The Glass House was complicated. It wasn’t just a house, and hadn’t been for a long time. It had a certain power to it, a certain sentience that Claire couldn’t explain, except that it must have come from what Myrnin did to the town to make it safe for the vampires. The thirteen original Founder Houses had all been linked—a kind of active transportation and defensive network that Claire couldn’t define, still, as anything but magical. Few of those remained now, but the Glass House was the first, and still the strongest. It had the capability of doing crazy stuff, but the most striking was that it could choose to save people who died within its walls. Michael, at first. Then Claire, briefly. And most recently, teen psychic Miranda, who had sacrificed herself so that Claire could live.

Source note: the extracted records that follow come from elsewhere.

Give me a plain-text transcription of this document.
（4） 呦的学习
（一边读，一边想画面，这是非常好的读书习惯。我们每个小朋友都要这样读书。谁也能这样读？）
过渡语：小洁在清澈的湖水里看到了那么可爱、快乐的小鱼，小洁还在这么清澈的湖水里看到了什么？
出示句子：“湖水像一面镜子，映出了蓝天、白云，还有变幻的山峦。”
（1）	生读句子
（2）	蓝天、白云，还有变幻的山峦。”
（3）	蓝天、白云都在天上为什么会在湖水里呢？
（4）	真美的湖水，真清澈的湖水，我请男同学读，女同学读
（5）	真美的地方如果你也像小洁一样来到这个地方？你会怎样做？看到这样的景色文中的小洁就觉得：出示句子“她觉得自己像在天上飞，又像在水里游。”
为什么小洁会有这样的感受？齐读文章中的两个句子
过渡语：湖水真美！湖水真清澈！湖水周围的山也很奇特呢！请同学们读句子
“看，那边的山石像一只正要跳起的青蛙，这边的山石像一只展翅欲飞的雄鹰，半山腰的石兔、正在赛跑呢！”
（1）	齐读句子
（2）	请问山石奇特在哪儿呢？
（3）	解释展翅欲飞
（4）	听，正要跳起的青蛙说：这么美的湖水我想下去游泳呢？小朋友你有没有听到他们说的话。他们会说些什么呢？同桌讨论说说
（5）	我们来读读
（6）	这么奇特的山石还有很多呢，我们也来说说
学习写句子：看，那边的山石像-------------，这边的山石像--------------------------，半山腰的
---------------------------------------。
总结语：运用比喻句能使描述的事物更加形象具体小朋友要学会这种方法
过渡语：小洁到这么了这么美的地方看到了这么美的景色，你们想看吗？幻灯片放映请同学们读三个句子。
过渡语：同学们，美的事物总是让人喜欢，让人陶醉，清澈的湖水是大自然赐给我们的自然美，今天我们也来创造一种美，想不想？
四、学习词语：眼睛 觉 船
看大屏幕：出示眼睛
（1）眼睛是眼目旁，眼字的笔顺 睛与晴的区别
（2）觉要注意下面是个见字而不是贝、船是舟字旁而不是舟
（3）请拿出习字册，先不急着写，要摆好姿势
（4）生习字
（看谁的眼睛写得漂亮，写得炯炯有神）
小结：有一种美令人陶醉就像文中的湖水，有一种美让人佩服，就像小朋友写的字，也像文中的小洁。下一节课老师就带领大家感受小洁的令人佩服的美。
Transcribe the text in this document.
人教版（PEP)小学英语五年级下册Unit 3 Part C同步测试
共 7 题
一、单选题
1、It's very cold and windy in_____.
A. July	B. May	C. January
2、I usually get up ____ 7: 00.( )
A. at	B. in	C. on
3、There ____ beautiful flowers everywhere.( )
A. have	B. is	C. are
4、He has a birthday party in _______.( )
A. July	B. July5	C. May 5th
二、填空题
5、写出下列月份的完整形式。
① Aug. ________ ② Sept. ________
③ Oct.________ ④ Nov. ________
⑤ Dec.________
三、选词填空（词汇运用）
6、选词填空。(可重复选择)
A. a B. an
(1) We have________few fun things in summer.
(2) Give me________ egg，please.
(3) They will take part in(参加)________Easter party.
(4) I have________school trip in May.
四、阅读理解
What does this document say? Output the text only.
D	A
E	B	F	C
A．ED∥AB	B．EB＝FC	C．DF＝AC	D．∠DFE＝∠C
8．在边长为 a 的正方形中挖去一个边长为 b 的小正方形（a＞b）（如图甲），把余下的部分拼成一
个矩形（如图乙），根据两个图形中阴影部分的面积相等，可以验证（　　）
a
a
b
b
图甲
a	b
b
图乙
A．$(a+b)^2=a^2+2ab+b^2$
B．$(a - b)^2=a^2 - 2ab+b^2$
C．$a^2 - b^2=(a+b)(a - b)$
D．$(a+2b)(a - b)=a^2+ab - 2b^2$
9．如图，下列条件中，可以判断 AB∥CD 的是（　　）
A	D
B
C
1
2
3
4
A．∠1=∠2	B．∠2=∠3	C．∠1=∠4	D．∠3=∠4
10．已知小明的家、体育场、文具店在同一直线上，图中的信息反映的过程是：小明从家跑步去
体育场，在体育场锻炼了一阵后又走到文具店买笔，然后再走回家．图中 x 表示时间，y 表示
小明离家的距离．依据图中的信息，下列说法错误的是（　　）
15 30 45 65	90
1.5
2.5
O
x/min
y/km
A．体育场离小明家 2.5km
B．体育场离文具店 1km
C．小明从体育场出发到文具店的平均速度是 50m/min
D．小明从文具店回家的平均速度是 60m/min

But Miranda, already psychic before her death, had powers that the rest of them didn’t have; her abilities allowed her to go outside of the walls of the house, and sustain herself in real human form out there, too. But she still lived here—was trapped here, in a very real sense, because she couldn’t stay away indefinitely.
Shane was shaking his head. “No. Haven’t seen the kid, which is weird. Should have thought about her earlier, but she just kind of keeps to herself.”
“I think she might be useful,” Claire said. “And besides, she’s probably lonely, don’t you think?”
“Lonely isn’t the worst problem someone in Morganville can have. But check the third floor. She made that her space up there after you left.”
The third floor didn’t exist. Shane was referring to a secret room in the attic—one with a hidden door off the main second-floor hall. A room Claire hadn’t been in for some time . . . but it made sense that Miranda would find it cozy. After all, she could, when she wanted, ghost in and out without making any sound at all—and it was a cool, if creepy, place. Just the thing for a teen who was more than a little creepy herself at the best of times.